The first-wave personal-cluster roadmap needs a clear upgrade path from relay-style fan-out to authoritative remote ownership so that:

  • at most one worker owns execution of a given leased task class at a time,
  • long-running GPU work can renew leases and handle cancellation predictably,
  • partition or expiry yields a defined local fallback (or explicit failure) rather than silent double execution.
  1. Authoritative remote execution v1 uses a single-owner lease recorded by the Populi control plane (or equivalent durable coordinator): exactly one remote worker holds the lease for a given task / correlation id until release, expiry, revocation, or verified handoff (if ever added later).
  2. Transport for handoff, renew, cancel, and result correlation remains A2A over the Populi HTTP control plane unless a future ADR replaces ADR 008 as the default control transport. Lease state may also be exposed via additive HTTP APIs as contracts evolve.
  3. No work-stealing in v1: the scheduler does not preempt an active lease holder for another peer without an explicit future design.
  4. Local fallback is required for the leased task class when lease acquisition fails, renewal fails, the worker is unhealthy, or the lease expires without completion—unless operator policy explicitly opts into fail-closed behavior for that profile (documented per deployment).
  5. Promotion trigger: shipping behavior where remote execution correctness or SLA depends on Populi (not merely “extra logging” or “hinting”) is a breaking adoption of this ADR and must be accompanied by contract tests, rollout docs, and updates to mens SSOT and unified orchestration.
  • Default WAN distributed training or collective-heavy schedules.
  • Hosted multi-tenant GPU donation networks (ADR 009 remains the future-scope boundary).
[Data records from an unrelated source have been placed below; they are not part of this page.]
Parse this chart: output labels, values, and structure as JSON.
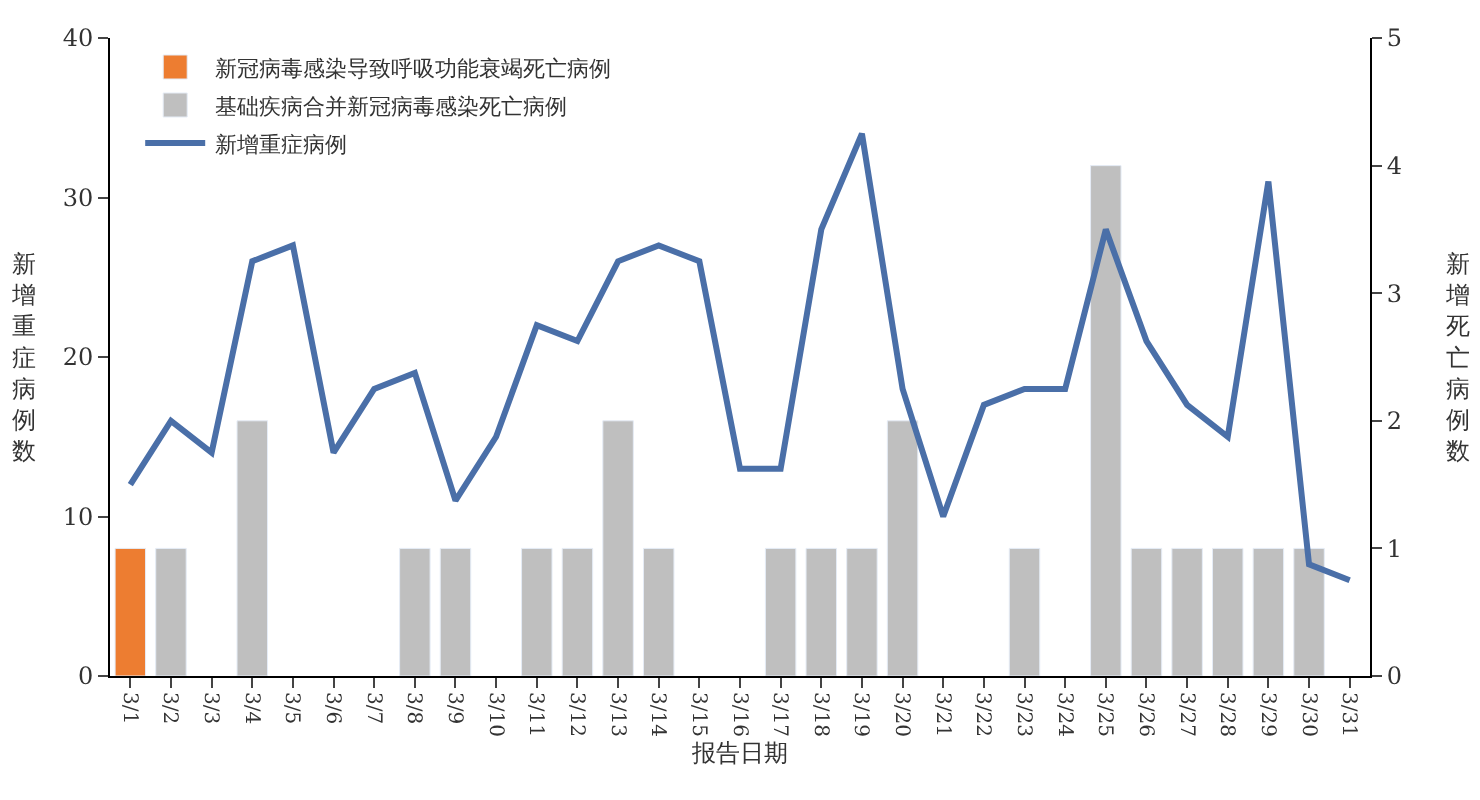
{
  "chart_data": {
    "type": "bar",
    "categories": [
      "3/1",
      "3/2",
      "3/3",
      "3/4",
      "3/5",
      "3/6",
      "3/7",
      "3/8",
      "3/9",
      "3/10",
      "3/11",
      "3/12",
      "3/13",
      "3/14",
      "3/15",
      "3/16",
      "3/17",
      "3/18",
      "3/19",
      "3/20",
      "3/21",
      "3/22",
      "3/23",
      "3/24",
      "3/25",
      "3/26",
      "3/27",
      "3/28",
      "3/29",
      "3/30",
      "3/31"
    ],
    "series": [
      {
        "name": "新冠病毒感染导致呼吸功能衰竭死亡病例",
        "axis": "y2",
        "color": "#ed7d31",
        "values": [
          1,
          null,
          null,
          null,
          null,
          null,
          null,
          null,
          null,
          null,
          null,
          null,
          null,
          null,
          null,
          null,
          null,
          null,
          null,
          null,
          null,
          null,
          null,
          null,
          null,
          null,
          null,
          null,
          null,
          null,
          null
        ]
      },
      {
        "name": "基础疾病合并新冠病毒感染死亡病例",
        "axis": "y2",
        "color": "#bfbfbf",
        "values": [
          null,
          1,
          null,
          2,
          null,
          null,
          null,
          1,
          1,
          null,
          1,
          1,
          2,
          1,
          null,
          null,
          1,
          1,
          1,
          2,
          null,
          null,
          1,
          null,
          4,
          1,
          1,
          1,
          1,
          1,
          null
        ]
      },
      {
        "name": "新增重症病例",
        "type": "line",
        "color": "#4a6fa8",
        "values": [
          12,
          16,
          14,
          26,
          27,
          14,
          18,
          19,
          11,
          15,
          22,
          21,
          26,
          27,
          26,
          13,
          13,
          28,
          34,
          18,
          10,
          17,
          18,
          18,
          28,
          21,
          17,
          15,
          31,
          7,
          6
        ]
      }
    ],
    "xlabel": "报告日期",
    "ylabel": "新增重症病例数",
    "y2label": "新增死亡病例数",
    "ylim": [
      0,
      40
    ],
    "yticks": [
      0,
      10,
      20,
      30,
      40
    ],
    "y2lim": [
      0,
      5
    ],
    "y2ticks": [
      0,
      1,
      2,
      3,
      4,
      5
    ],
    "legend": "top left",
    "marker": "none",
    "line_style": "solid"
  }
}
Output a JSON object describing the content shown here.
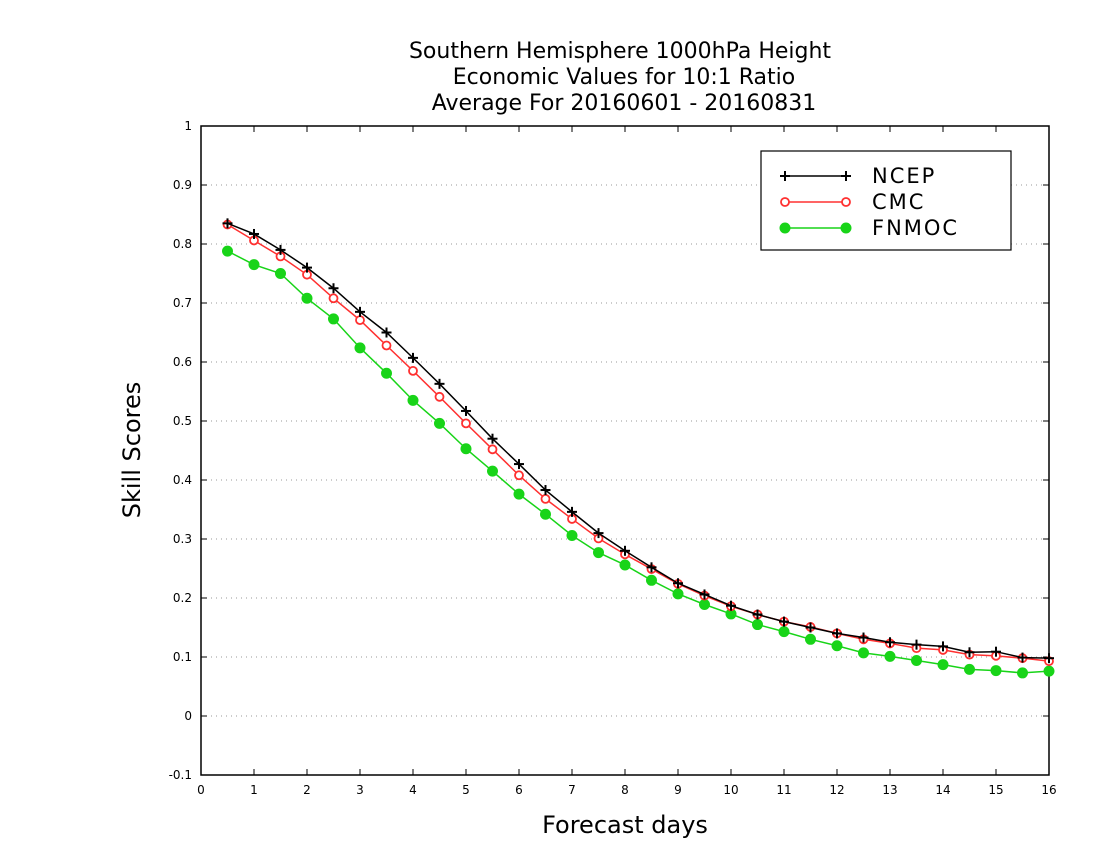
{
  "chart_data": {
    "type": "line",
    "title": [
      "Southern Hemisphere 1000hPa Height",
      "Economic Values for 10:1 Ratio",
      "Average For 20160601 - 20160831"
    ],
    "xlabel": "Forecast days",
    "ylabel": "Skill Scores",
    "xlim": [
      0,
      16
    ],
    "ylim": [
      -0.1,
      1
    ],
    "xticks": [
      "0",
      "1",
      "2",
      "3",
      "4",
      "5",
      "6",
      "7",
      "8",
      "9",
      "10",
      "11",
      "12",
      "13",
      "14",
      "15",
      "16"
    ],
    "yticks": [
      "-0.1",
      "0",
      "0.1",
      "0.2",
      "0.3",
      "0.4",
      "0.5",
      "0.6",
      "0.7",
      "0.8",
      "0.9",
      "1"
    ],
    "grid": true,
    "legend_position": "top-right",
    "x": [
      0.5,
      1,
      1.5,
      2,
      2.5,
      3,
      3.5,
      4,
      4.5,
      5,
      5.5,
      6,
      6.5,
      7,
      7.5,
      8,
      8.5,
      9,
      9.5,
      10,
      10.5,
      11,
      11.5,
      12,
      12.5,
      13,
      13.5,
      14,
      14.5,
      15,
      15.5,
      16
    ],
    "series": [
      {
        "name": "NCEP",
        "color": "#000000",
        "marker": "plus",
        "values": [
          0.835,
          0.817,
          0.79,
          0.76,
          0.725,
          0.685,
          0.65,
          0.607,
          0.563,
          0.517,
          0.47,
          0.427,
          0.383,
          0.346,
          0.31,
          0.28,
          0.252,
          0.225,
          0.206,
          0.187,
          0.172,
          0.16,
          0.15,
          0.14,
          0.133,
          0.125,
          0.121,
          0.118,
          0.108,
          0.109,
          0.099,
          0.098
        ]
      },
      {
        "name": "CMC",
        "color": "#ff3030",
        "marker": "open-circle",
        "values": [
          0.833,
          0.806,
          0.779,
          0.748,
          0.708,
          0.671,
          0.628,
          0.585,
          0.541,
          0.496,
          0.452,
          0.408,
          0.368,
          0.334,
          0.301,
          0.274,
          0.249,
          0.224,
          0.204,
          0.186,
          0.172,
          0.16,
          0.151,
          0.14,
          0.13,
          0.123,
          0.115,
          0.112,
          0.104,
          0.102,
          0.098,
          0.093
        ]
      },
      {
        "name": "FNMOC",
        "color": "#18d418",
        "marker": "filled-circle",
        "values": [
          0.788,
          0.765,
          0.75,
          0.708,
          0.673,
          0.624,
          0.581,
          0.535,
          0.496,
          0.453,
          0.415,
          0.376,
          0.342,
          0.306,
          0.277,
          0.256,
          0.23,
          0.207,
          0.189,
          0.173,
          0.155,
          0.143,
          0.13,
          0.119,
          0.107,
          0.101,
          0.094,
          0.087,
          0.079,
          0.077,
          0.073,
          0.076
        ]
      }
    ]
  }
}
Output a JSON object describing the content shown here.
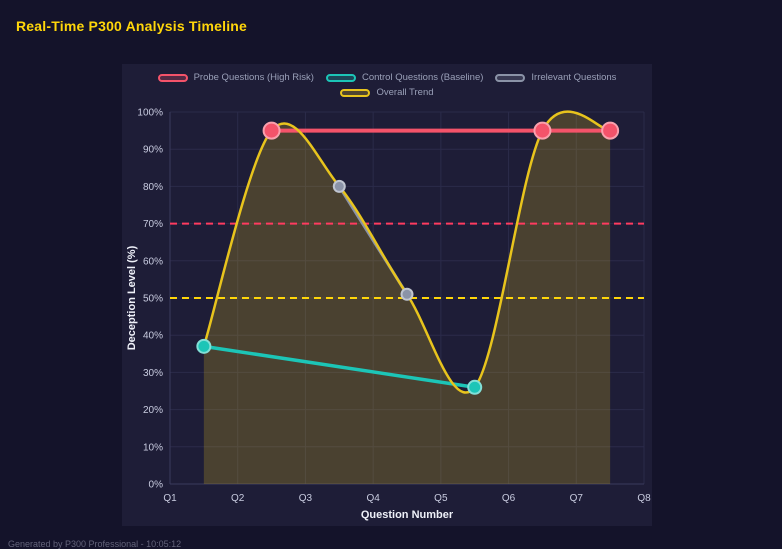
{
  "page": {
    "title": "Real-Time P300 Analysis Timeline",
    "footer": "Generated by P300 Professional - 10:05:12"
  },
  "theme": {
    "page_bg": "#14132a",
    "panel_bg": "#1e1d37",
    "grid": "#2b2b4a",
    "axis_line": "#3a3a5c",
    "tick_text": "#c9cce0",
    "axis_title": "#eef0f8",
    "legend_text": "#9aa0b8",
    "title_text": "#ffd60a",
    "footer_text": "#63637a"
  },
  "chart_data": {
    "type": "line",
    "title": "Real-Time P300 Analysis Timeline",
    "xlabel": "Question Number",
    "ylabel": "Deception Level (%)",
    "x_ticks": [
      "Q1",
      "Q2",
      "Q3",
      "Q4",
      "Q5",
      "Q6",
      "Q7",
      "Q8"
    ],
    "y_ticks": [
      "0%",
      "10%",
      "20%",
      "30%",
      "40%",
      "50%",
      "60%",
      "70%",
      "80%",
      "90%",
      "100%"
    ],
    "xlim": [
      1,
      8
    ],
    "ylim": [
      0,
      100
    ],
    "grid": true,
    "legend_position": "top",
    "series": [
      {
        "name": "Probe Questions (High Risk)",
        "color": "#f4536a",
        "line_width": 4,
        "marker_radius": 8,
        "smooth": false,
        "points": [
          [
            2.5,
            95
          ],
          [
            6.5,
            95
          ],
          [
            7.5,
            95
          ]
        ]
      },
      {
        "name": "Control Questions (Baseline)",
        "color": "#1cc5b7",
        "line_width": 3.5,
        "marker_radius": 6.5,
        "smooth": false,
        "points": [
          [
            1.5,
            37
          ],
          [
            5.5,
            26
          ]
        ]
      },
      {
        "name": "Irrelevant Questions",
        "color": "#8b93a7",
        "line_width": 3,
        "marker_radius": 5.5,
        "smooth": false,
        "points": [
          [
            3.5,
            80
          ],
          [
            4.5,
            51
          ]
        ]
      },
      {
        "name": "Overall Trend",
        "color": "#e8c41d",
        "line_width": 2.5,
        "marker_radius": 0,
        "smooth": true,
        "fill_alpha": 0.22,
        "points": [
          [
            1.5,
            37
          ],
          [
            2.5,
            95
          ],
          [
            3.5,
            80
          ],
          [
            4.5,
            51
          ],
          [
            5.5,
            26
          ],
          [
            6.5,
            95
          ],
          [
            7.5,
            95
          ]
        ]
      }
    ],
    "thresholds": [
      {
        "value": 70,
        "color": "#ff3b5f",
        "dash": "7 5"
      },
      {
        "value": 50,
        "color": "#ffd60a",
        "dash": "7 5"
      }
    ]
  }
}
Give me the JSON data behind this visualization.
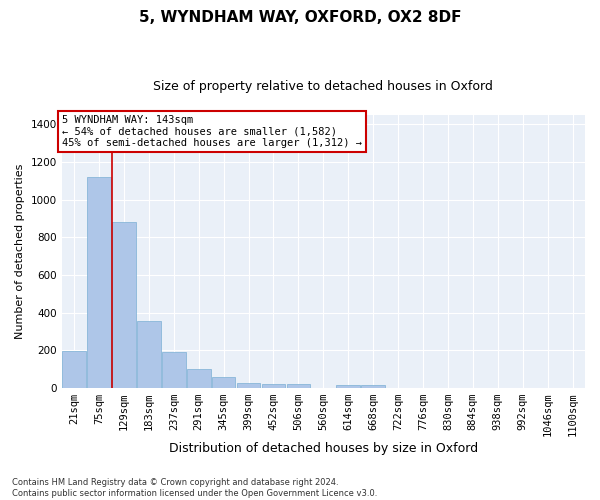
{
  "title1": "5, WYNDHAM WAY, OXFORD, OX2 8DF",
  "title2": "Size of property relative to detached houses in Oxford",
  "xlabel": "Distribution of detached houses by size in Oxford",
  "ylabel": "Number of detached properties",
  "categories": [
    "21sqm",
    "75sqm",
    "129sqm",
    "183sqm",
    "237sqm",
    "291sqm",
    "345sqm",
    "399sqm",
    "452sqm",
    "506sqm",
    "560sqm",
    "614sqm",
    "668sqm",
    "722sqm",
    "776sqm",
    "830sqm",
    "884sqm",
    "938sqm",
    "992sqm",
    "1046sqm",
    "1100sqm"
  ],
  "values": [
    197,
    1120,
    880,
    355,
    193,
    98,
    55,
    25,
    22,
    18,
    0,
    15,
    15,
    0,
    0,
    0,
    0,
    0,
    0,
    0,
    0
  ],
  "bar_color": "#aec6e8",
  "bar_edgecolor": "#7bafd4",
  "vline_color": "#cc0000",
  "vline_x": 1.5,
  "annotation_text": "5 WYNDHAM WAY: 143sqm\n← 54% of detached houses are smaller (1,582)\n45% of semi-detached houses are larger (1,312) →",
  "annotation_box_color": "#ffffff",
  "annotation_box_edgecolor": "#cc0000",
  "ylim": [
    0,
    1450
  ],
  "yticks": [
    0,
    200,
    400,
    600,
    800,
    1000,
    1200,
    1400
  ],
  "bg_color": "#eaf0f8",
  "footnote": "Contains HM Land Registry data © Crown copyright and database right 2024.\nContains public sector information licensed under the Open Government Licence v3.0.",
  "title1_fontsize": 11,
  "title2_fontsize": 9,
  "xlabel_fontsize": 9,
  "ylabel_fontsize": 8,
  "tick_fontsize": 7.5,
  "annot_fontsize": 7.5,
  "footnote_fontsize": 6
}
  • Merging remote_mesh durability semantics with local_durable queue ownership without a separate ADR.
  • Experimental relay flags remain best-effort and non-authoritative until implementation aligns with this ADR.
  • New OpenAPI fields and orchestrator gating are expected to be additive and off by default during rollout.
  • Operators gain a stable vocabulary: lease grant / renew / release / expiry, correlation id, single owner, fallback.